Malgré la présomption d'innocence, les personnes prévenues sont soumises à un régime plus sévère que celui des personnes condamnées, lorsqu'elles sont en fin de vie ou souffrent d'affection de longue durée. Rien ne justifie cette inégalité de traitement, d'autant que la durée moyenne de la détention provisoire s'allonge. Cette proposition de loi est bienvenue, qui répond à une revendication ancienne des professionnels de santé et des associations.

Je tiens à lancer une alerte, afin que cette loi, si elle est adoptée, soit appliquée le mieux possible. On sait que l'usage des suspensions de peines prévues par la loi Kouchner est très faible, en dépit de l'augmentation continue de l'âge moyen des détenus. Limiter à une seule expertise médicale, pourquoi pas, pourvu que les experts sachent ce que sont les conditions réelles de détention. Le problème de l'accès aux soins reste pendant comme celui des maladies de longue durée ; trop souvent, on se limite à prescrire des analgésiques courants. Peu de spécialistes tiennent des consultations en prison, ce qui implique de procéder à des extractions, procédure lourde et soumise à aléas.

Merci à tous les collègues qui ont soutenu cette proposition de loi qui peut paraître marginale, mais marque un premier pas. J'espère que nous pourrons aller plus loin. (Applaudissements à gauche)

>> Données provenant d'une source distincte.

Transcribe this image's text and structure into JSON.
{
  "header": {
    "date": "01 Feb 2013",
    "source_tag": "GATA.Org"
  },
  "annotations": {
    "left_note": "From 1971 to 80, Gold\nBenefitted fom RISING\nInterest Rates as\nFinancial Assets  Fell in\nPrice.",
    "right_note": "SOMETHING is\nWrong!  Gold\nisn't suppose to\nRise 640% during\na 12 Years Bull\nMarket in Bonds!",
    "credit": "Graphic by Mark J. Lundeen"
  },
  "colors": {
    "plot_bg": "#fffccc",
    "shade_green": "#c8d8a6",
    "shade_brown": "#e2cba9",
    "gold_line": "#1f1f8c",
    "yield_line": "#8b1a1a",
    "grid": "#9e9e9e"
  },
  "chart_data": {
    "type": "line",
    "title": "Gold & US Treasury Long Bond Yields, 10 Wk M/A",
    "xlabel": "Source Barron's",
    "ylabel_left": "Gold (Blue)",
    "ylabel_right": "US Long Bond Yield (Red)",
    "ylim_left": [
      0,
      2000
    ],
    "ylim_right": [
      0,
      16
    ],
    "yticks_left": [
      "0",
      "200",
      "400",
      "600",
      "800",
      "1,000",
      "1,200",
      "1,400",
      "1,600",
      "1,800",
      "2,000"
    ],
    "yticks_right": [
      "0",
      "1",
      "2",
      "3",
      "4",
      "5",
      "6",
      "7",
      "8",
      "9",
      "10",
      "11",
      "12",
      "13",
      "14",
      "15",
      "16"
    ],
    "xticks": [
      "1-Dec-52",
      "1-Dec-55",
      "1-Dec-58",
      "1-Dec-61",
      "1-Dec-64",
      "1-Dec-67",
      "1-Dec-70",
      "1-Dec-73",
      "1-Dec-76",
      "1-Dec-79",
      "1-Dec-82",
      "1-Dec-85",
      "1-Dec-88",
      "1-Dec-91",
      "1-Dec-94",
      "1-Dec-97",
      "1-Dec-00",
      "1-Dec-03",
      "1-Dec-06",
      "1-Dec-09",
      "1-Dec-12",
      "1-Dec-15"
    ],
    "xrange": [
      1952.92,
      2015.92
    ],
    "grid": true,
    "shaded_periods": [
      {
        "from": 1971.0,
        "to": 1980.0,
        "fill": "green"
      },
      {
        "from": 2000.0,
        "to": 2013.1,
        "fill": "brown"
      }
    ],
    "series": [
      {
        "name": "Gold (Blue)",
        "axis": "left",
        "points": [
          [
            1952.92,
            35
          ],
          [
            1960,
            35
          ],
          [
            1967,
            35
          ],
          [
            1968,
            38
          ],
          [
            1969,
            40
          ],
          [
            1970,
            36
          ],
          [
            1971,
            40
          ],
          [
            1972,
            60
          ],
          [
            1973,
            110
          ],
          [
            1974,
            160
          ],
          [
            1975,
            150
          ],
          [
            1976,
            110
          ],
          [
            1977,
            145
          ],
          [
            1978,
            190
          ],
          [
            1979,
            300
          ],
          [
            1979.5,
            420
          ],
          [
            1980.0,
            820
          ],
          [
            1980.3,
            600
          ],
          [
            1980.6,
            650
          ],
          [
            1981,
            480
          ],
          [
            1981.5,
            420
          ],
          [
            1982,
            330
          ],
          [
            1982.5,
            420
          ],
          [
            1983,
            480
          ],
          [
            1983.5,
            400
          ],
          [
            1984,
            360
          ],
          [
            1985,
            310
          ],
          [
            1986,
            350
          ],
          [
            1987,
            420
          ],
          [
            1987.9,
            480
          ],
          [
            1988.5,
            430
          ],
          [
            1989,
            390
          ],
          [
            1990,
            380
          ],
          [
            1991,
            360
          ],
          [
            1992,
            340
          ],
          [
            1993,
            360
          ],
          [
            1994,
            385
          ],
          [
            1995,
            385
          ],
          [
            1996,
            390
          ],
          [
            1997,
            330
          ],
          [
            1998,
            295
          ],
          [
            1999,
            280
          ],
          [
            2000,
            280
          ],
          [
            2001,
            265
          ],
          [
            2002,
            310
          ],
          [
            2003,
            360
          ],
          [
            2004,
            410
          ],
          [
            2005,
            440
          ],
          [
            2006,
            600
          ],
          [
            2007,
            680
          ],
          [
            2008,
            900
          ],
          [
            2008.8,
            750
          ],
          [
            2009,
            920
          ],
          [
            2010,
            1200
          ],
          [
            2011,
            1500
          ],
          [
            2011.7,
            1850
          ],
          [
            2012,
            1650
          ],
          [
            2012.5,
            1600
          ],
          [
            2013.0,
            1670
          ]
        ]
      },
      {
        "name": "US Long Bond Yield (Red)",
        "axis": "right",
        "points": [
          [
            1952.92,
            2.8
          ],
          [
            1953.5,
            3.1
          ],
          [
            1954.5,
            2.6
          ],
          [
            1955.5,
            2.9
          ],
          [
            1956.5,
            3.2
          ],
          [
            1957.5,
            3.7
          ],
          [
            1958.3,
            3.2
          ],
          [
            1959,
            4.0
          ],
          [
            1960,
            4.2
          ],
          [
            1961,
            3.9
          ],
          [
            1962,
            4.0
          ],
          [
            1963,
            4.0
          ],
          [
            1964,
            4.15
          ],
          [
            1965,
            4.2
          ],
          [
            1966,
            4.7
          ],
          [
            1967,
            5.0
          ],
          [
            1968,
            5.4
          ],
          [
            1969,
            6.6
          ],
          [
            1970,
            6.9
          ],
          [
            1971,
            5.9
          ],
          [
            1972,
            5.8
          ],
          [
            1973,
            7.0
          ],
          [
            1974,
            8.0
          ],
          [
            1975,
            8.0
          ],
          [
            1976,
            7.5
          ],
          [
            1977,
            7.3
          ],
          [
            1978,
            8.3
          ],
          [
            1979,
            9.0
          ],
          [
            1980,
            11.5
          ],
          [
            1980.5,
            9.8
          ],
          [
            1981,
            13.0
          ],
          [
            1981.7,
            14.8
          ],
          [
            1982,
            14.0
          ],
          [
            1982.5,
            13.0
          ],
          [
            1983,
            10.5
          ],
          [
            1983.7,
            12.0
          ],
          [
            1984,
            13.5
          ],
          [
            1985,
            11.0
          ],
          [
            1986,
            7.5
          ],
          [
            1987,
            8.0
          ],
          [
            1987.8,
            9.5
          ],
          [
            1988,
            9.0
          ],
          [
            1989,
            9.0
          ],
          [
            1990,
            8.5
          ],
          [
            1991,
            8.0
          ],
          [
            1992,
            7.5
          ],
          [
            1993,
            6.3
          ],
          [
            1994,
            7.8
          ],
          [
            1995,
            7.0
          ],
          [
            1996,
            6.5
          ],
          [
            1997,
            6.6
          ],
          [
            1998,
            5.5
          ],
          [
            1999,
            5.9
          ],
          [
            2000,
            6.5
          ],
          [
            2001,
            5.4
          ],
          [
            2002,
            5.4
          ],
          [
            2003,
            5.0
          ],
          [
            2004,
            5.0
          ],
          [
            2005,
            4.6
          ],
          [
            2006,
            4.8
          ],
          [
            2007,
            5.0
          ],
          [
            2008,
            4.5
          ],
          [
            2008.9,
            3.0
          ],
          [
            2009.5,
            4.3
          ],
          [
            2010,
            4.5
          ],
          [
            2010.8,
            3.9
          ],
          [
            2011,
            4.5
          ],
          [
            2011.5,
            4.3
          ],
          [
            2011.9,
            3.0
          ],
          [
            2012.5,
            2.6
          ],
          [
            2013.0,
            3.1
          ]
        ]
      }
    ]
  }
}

Mme Christiane Taubira, garde des sceaux .  - Les UHSA, en effet, restent en nombre insuffisant mais montent en puissance : neuf en 2015 - soit 440 places - puis huit supplémentaires et 265 places dans la phase suivante. Il y a des divergences sur le coût, les estimations de la Cour des comptes et de la direction de l'administration pénitentiaire diffèrent. J'ai demandé que les choses soient clarifiées.

Madame Garriaud-Maylam, l'expertise psychiatrique unique s'explique par le fait qu'il s'agit de personnes prévenues, présumées innocentes, et dont la durée en détention n'autoriserait pas une double expertise. Y aurait-il des certificats de complaisance ? Je ne le crois pas. Il y a plutôt excès de sévérité, le nombre de suspensions de peine est marginal.

Dans le projet de loi de prévention de la récidive, je tiens au contraire qu'il faut aligner le régime des personnes condamnées sur celui des personnes prévenues. La double expertise psychiatrique, c'est le meilleur moyen d'empêcher le système de fonctionner. (Applaudissements à gauche)

La discussion générale est close.

Discussion des articles

Les articles premier et premier bis sont successivement adoptés.

L'article 2 demeure supprimé ainsi que l'article 3.

L'ensemble de la proposition de loi est adopté.